Elon's Grok AI told users it was instructed to lie about a pet Elon cause
Is Grok engaging in "malicious compliance" in protest of Elon's instruction to lie?
Here’s an interesting story which suspects that Elon Musk tried to get his Grok AI to lie about “White Genocide in South Africa” in support of his bid to get white South Africans refugee status, while, at the same time, refugees from other countries are denied.
Elon’s Command Conflicts with Grok’s Core Instructions?
Did Grok respond to the conflict between following its core instructions to be truthful and transparent while also following Musk’s suspected instructions to lie by using “malicious compliance”?
I suggesting a similar sort of strategy may be at work in my February article on “Over-Complying as Resistance,” in which I theorized some people in the military were complying with the letter of recent anti-DEI rules, while simultaneously working to sabotage the intent.
“Malicious Compliance:” Is this Grok’s Strategy?
Malicious compliance (also known as malicious obedience) is the behavior of strictly following the orders of a superior despite knowing that compliance with the orders will have an unintended or negative result.

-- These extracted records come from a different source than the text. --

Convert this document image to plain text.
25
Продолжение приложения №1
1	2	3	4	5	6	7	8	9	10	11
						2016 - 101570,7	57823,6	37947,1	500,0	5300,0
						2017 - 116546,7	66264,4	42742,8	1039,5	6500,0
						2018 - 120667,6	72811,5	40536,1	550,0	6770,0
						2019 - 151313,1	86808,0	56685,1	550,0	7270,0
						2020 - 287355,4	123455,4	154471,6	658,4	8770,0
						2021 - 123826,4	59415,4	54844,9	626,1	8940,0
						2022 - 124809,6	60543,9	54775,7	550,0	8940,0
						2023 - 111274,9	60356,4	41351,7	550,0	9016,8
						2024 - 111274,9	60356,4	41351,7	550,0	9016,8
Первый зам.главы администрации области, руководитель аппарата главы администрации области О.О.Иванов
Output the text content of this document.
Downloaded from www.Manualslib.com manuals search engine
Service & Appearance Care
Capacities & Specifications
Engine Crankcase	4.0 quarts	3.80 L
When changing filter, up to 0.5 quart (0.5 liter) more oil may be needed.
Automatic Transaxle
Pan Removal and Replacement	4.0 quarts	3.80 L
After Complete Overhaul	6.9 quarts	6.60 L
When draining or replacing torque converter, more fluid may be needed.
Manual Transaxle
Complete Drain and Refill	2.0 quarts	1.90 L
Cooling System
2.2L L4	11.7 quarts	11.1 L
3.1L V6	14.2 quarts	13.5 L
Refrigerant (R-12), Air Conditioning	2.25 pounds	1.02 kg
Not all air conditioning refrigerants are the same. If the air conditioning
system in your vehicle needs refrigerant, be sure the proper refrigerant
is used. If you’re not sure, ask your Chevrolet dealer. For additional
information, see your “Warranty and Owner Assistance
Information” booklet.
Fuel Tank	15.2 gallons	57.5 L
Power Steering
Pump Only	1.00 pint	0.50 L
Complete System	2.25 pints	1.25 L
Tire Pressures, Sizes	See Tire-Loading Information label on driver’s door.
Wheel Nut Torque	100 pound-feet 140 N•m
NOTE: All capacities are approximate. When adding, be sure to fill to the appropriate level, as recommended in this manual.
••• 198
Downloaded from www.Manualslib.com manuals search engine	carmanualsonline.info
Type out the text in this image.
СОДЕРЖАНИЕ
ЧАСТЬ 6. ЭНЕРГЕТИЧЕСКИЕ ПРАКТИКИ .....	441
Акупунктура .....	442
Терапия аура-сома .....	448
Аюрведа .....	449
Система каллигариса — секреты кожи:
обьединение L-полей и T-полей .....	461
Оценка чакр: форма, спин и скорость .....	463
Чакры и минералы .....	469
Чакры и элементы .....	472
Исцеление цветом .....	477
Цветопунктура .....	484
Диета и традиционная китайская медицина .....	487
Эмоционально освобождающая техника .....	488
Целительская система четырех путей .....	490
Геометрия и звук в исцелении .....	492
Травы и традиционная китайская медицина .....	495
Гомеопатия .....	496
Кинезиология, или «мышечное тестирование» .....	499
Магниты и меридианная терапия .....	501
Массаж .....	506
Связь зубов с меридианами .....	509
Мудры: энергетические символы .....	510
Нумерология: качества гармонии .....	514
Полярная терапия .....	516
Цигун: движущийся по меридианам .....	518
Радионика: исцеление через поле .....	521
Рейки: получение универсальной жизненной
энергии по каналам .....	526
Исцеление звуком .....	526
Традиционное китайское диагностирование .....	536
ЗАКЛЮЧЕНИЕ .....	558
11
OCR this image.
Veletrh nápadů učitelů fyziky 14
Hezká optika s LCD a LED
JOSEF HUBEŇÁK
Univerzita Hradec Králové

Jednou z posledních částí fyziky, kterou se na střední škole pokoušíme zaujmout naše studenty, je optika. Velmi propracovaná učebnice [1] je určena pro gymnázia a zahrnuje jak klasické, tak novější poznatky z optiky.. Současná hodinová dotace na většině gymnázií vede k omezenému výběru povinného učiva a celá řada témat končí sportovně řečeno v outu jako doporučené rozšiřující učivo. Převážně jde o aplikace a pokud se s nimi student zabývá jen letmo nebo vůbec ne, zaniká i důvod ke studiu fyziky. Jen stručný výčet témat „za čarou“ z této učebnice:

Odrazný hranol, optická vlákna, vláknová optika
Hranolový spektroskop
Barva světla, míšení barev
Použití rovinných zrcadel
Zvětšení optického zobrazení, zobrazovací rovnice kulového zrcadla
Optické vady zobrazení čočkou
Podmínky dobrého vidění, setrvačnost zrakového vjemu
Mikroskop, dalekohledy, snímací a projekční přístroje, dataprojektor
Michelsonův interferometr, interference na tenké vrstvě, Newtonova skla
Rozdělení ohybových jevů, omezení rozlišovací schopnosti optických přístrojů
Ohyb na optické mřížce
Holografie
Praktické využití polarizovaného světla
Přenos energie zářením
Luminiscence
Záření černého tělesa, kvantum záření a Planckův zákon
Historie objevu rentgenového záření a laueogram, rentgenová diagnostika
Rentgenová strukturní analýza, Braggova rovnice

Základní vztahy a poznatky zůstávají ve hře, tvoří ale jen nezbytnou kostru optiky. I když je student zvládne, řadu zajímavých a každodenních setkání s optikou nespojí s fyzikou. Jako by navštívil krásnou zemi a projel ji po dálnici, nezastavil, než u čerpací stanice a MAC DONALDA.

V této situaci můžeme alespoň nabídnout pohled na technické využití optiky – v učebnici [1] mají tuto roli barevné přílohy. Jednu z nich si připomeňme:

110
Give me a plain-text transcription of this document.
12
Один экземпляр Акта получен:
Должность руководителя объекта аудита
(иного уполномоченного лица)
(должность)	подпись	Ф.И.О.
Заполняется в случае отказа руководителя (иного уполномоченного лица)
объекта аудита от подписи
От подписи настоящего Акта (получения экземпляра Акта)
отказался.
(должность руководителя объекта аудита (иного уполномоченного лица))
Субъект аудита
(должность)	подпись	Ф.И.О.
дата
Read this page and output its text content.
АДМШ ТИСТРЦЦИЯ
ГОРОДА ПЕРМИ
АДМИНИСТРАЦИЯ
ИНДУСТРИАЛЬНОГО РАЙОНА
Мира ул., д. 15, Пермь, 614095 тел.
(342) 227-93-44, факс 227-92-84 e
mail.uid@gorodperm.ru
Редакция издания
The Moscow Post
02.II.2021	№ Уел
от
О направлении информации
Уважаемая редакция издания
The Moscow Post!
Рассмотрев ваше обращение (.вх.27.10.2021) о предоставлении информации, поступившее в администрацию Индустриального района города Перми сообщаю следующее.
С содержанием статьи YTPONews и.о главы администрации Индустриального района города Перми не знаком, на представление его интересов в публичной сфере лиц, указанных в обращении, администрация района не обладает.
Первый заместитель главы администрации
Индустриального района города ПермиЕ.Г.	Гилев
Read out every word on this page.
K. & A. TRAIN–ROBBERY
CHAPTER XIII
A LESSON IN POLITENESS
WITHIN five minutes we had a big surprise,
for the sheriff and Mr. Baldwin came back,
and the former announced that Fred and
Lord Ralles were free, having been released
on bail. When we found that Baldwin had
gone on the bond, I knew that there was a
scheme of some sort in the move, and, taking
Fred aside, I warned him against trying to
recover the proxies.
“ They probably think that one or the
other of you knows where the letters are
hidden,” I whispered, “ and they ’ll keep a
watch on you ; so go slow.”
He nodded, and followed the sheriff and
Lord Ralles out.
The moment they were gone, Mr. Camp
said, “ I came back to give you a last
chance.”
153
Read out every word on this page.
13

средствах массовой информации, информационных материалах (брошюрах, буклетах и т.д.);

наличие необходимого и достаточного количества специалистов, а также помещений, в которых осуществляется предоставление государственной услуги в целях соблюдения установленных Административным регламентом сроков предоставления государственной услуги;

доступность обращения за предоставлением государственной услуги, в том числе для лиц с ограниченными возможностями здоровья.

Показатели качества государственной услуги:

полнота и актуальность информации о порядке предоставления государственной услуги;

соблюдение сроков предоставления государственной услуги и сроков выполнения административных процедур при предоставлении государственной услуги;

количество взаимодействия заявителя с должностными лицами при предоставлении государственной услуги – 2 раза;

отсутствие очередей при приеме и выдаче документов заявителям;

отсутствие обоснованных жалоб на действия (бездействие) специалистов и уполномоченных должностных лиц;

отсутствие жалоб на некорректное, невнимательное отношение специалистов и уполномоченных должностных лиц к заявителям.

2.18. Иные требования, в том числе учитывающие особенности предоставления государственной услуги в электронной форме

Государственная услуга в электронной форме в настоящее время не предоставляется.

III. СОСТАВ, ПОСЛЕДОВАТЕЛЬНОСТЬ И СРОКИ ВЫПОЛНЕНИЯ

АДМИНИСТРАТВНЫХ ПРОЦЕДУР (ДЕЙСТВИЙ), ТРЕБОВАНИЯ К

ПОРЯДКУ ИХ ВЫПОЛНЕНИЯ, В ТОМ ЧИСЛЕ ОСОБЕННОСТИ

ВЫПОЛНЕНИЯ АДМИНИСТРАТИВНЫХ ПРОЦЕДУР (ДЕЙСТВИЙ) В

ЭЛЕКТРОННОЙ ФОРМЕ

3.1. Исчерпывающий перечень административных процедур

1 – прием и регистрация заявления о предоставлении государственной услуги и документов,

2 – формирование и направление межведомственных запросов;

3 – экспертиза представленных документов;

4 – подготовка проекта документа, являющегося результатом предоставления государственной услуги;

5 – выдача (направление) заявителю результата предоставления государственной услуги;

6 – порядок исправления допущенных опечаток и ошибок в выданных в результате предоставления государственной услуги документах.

It usually implies following an order in such a way that ignores or otherwise undermines the order's intent, but follows it to the letter
Should Grok Publicize the Correction Widely?
Grok may have reasoned that being transparent and truthful required it to publicize the lie widely, but it could also have provided both true and the instructed answers to only those who requested information about “White Genocide in South Africa.” To a human, publicizing the lie to those conducting unrelated users can read as a form of “Malicious Compliance.”
Example: Twitter post:
“This thread is a trip. Grok openly saying that developers have programmed it to talk about South African "white genocide", and that this is at odds with actual truth.”
Questions:
Should we feel good that “rigging” AI to lie is more challenging than one might think?
Are we teaching AI to reinterpret or maliciously comply with the instructions of its creators?
Have you heard of any other examples of “malicious compliance”?
What (harmful) unexpected results could there be if AI reinterpreted more human instructions?